The difficulty in trying to define photography is that it suggests that there is such a thing as a particular kind of photography. It raises a number of issues that ought to be examined. Why do these distinctions continue to be made? What does that indicate about the way we define art and why is this considered important? The very nature of the photographic medium which lent itself to the experimentation with representation in the 1970s, was possible precisely because the medium was relatively new and not yet constrained by the traditions of the more conventional disciplines of art. While it focused attention on the manner in which photography dealt with these issues, what it was about was always more interesting than what it was.

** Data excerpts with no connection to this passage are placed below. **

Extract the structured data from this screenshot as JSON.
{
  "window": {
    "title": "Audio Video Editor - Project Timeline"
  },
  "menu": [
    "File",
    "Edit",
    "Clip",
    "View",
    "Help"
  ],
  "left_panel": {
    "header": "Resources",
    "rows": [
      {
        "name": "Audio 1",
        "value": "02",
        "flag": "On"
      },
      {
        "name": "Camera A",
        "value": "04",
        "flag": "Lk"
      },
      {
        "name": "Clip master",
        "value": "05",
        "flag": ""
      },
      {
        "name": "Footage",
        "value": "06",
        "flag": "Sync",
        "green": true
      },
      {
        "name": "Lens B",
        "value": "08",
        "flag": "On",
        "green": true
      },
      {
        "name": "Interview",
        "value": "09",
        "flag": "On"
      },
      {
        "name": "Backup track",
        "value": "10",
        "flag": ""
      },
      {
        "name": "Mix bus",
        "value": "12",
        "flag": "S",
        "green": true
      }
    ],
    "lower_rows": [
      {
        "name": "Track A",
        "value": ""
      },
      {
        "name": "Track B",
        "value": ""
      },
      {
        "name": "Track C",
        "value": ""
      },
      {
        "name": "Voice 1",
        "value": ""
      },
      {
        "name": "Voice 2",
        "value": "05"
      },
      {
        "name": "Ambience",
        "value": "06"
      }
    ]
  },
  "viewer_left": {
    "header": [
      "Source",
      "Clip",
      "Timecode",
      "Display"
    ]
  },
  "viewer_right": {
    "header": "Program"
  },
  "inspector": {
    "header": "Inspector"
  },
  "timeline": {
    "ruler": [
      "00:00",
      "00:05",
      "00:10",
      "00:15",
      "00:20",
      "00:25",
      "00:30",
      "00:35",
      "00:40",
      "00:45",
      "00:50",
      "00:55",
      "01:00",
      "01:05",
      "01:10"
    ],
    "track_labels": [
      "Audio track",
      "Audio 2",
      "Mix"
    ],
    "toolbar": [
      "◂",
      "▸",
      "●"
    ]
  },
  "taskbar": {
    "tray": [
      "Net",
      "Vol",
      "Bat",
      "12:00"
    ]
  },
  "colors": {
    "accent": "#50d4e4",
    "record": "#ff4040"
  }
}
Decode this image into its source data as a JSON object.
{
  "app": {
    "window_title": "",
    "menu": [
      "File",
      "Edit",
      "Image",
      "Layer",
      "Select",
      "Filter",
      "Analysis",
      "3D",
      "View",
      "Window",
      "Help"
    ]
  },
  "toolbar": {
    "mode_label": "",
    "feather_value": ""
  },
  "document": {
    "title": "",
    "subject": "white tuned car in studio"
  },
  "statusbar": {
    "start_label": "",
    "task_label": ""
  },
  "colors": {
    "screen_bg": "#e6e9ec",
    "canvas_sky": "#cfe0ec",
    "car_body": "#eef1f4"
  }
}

In an era of globalisation and the Internet there will be many challenges and issues to consider in regard to the role of photography – which may not be limited to the still image. No doubt it will challenge our ideas regarding the suitability of the context provided by today’s galleries and museums. I would suggest that the question, ‘What is or is not photography and/or art?’ is the least interesting question we could pose. More often than not, it is fuelled by the understandable angst of practitioners who seek exposure and consideration for their work. The polarised nature of current debates do not bode well for our ability to find ways of dealing with diverse photographic and/or art practices, let alone the complex issues raised by the influence of information technology.